The sound of a wooden bat hitting a baseball is so sharp and resonant that if you close your eyes, you can almost see it, like a flash of light.

The bat hitting the ball is not like the soft, gentle sound of an egg cracking. It’s the sound you hear when lightning parts the air for a split second, and the sky claps its hands.

It surprises the sleeping air around home plate, wakes the grass blades of a whole sandlot field, startles an entire stadium.

Its jolting alarm starts the game, sets everything into motion: fielders, ump, baserunners. Like the starting gun at a race, it signals the batter to sprint down the first base line; it lifts fans and onlookers to their feet.

It’s sudden, like the wings of a startled thrush as it bursts from a branch.

It’s the explosion of polished wood striking fast-pitched leather.

It’s a sound you feel as much as hear, a sound that echoes deep in your chest, especially if you’re close to home plate.

When a batter swings and the bat shatters, it’s not the same. It’s a sad, splintering sound, like a bone breaking, or a dead tree limb falling to the hard ground.

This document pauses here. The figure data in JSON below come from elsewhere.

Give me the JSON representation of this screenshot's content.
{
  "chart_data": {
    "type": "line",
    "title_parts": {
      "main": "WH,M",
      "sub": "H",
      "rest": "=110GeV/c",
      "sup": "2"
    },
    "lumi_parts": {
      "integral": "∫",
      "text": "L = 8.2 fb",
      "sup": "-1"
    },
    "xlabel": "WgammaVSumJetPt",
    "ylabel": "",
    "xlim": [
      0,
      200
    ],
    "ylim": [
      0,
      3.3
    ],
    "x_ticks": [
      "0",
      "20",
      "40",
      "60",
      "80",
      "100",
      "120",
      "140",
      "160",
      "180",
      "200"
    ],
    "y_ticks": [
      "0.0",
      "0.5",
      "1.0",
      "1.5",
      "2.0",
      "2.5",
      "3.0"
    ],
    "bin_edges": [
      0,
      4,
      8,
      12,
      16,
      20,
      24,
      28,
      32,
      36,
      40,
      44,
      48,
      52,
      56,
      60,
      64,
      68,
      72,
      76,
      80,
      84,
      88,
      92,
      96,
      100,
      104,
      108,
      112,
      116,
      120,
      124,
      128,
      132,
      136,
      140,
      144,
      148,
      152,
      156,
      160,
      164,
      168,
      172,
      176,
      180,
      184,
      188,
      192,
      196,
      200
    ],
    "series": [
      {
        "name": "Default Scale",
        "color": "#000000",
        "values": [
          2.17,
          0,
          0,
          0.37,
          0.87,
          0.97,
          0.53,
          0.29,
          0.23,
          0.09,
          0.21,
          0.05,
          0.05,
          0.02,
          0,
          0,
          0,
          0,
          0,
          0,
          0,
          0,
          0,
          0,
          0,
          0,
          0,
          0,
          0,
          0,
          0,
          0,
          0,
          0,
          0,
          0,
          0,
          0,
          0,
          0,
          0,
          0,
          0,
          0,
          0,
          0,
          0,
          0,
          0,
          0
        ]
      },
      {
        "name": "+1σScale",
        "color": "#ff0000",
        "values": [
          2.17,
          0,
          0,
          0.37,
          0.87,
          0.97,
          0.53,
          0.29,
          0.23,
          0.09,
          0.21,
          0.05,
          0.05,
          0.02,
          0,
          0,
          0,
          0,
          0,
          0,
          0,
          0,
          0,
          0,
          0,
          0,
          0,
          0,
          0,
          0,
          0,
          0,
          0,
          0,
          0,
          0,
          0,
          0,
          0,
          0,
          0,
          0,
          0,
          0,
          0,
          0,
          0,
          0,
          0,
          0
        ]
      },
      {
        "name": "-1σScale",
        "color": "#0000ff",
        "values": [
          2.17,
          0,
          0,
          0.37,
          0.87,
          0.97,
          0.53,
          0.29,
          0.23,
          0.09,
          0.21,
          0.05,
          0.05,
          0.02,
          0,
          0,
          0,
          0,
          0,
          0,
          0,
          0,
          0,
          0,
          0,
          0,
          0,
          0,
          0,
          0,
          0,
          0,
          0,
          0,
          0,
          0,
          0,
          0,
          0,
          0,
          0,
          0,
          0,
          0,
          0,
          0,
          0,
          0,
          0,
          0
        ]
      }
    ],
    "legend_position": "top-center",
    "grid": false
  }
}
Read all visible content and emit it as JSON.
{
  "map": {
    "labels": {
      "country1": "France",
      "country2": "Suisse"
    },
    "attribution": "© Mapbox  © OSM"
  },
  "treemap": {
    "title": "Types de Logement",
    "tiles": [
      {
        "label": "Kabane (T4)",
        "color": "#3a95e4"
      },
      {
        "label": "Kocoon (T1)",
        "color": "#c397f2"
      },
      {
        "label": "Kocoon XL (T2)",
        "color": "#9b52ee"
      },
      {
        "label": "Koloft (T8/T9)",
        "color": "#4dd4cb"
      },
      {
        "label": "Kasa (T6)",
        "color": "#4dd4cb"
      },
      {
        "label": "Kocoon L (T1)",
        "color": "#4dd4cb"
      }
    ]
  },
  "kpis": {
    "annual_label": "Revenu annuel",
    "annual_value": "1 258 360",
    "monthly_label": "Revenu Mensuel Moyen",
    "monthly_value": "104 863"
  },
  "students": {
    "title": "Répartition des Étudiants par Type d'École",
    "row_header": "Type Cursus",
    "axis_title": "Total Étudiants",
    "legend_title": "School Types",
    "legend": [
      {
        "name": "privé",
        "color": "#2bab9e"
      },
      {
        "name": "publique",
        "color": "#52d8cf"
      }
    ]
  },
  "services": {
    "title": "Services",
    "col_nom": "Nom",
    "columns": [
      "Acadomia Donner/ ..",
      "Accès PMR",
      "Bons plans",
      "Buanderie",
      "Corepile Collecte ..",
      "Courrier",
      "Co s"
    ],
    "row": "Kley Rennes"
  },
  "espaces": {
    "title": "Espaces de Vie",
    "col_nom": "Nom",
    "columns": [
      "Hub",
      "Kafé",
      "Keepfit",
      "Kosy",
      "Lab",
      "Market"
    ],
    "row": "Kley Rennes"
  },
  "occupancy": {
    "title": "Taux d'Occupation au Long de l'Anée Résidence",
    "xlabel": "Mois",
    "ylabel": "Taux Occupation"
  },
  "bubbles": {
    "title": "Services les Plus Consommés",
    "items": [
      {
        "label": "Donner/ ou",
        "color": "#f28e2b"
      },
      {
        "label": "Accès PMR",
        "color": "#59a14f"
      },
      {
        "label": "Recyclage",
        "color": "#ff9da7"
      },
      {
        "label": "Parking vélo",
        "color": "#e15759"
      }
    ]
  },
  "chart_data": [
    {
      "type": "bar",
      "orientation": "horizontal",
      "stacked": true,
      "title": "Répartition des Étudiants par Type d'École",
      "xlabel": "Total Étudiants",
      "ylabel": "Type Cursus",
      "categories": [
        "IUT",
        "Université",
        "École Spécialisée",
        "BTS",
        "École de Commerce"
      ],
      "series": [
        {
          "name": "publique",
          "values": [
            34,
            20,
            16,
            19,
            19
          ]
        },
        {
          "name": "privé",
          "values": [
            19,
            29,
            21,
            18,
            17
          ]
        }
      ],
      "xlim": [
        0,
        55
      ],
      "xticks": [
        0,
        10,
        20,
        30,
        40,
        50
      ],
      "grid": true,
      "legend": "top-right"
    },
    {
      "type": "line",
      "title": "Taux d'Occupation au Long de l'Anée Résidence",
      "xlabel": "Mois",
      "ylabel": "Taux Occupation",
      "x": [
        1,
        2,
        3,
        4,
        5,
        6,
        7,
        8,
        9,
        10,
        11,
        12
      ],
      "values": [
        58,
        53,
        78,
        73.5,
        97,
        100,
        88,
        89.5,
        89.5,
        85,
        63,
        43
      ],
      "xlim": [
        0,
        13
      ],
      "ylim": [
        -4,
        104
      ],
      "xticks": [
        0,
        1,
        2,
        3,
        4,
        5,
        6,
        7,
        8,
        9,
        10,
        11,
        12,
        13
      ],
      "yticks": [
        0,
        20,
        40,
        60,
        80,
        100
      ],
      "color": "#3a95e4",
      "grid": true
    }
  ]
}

But the solid hit—oh, the solid hit: the batter feels its vibration in his hands and wrists and forearms and all the way down to his roots.

The crack of the bat: Baseball’s punctuation. Its heartbeat. Its music. A shot that, sometimes, is heard around the world.

It’s when all time begins and ends. If Albert Einstein were in the stands, he’d hear the sound of the bat and calculate energy and distance. He’d tell you exactly how long it would take a long home run—if it kept on flying—to reach the stars.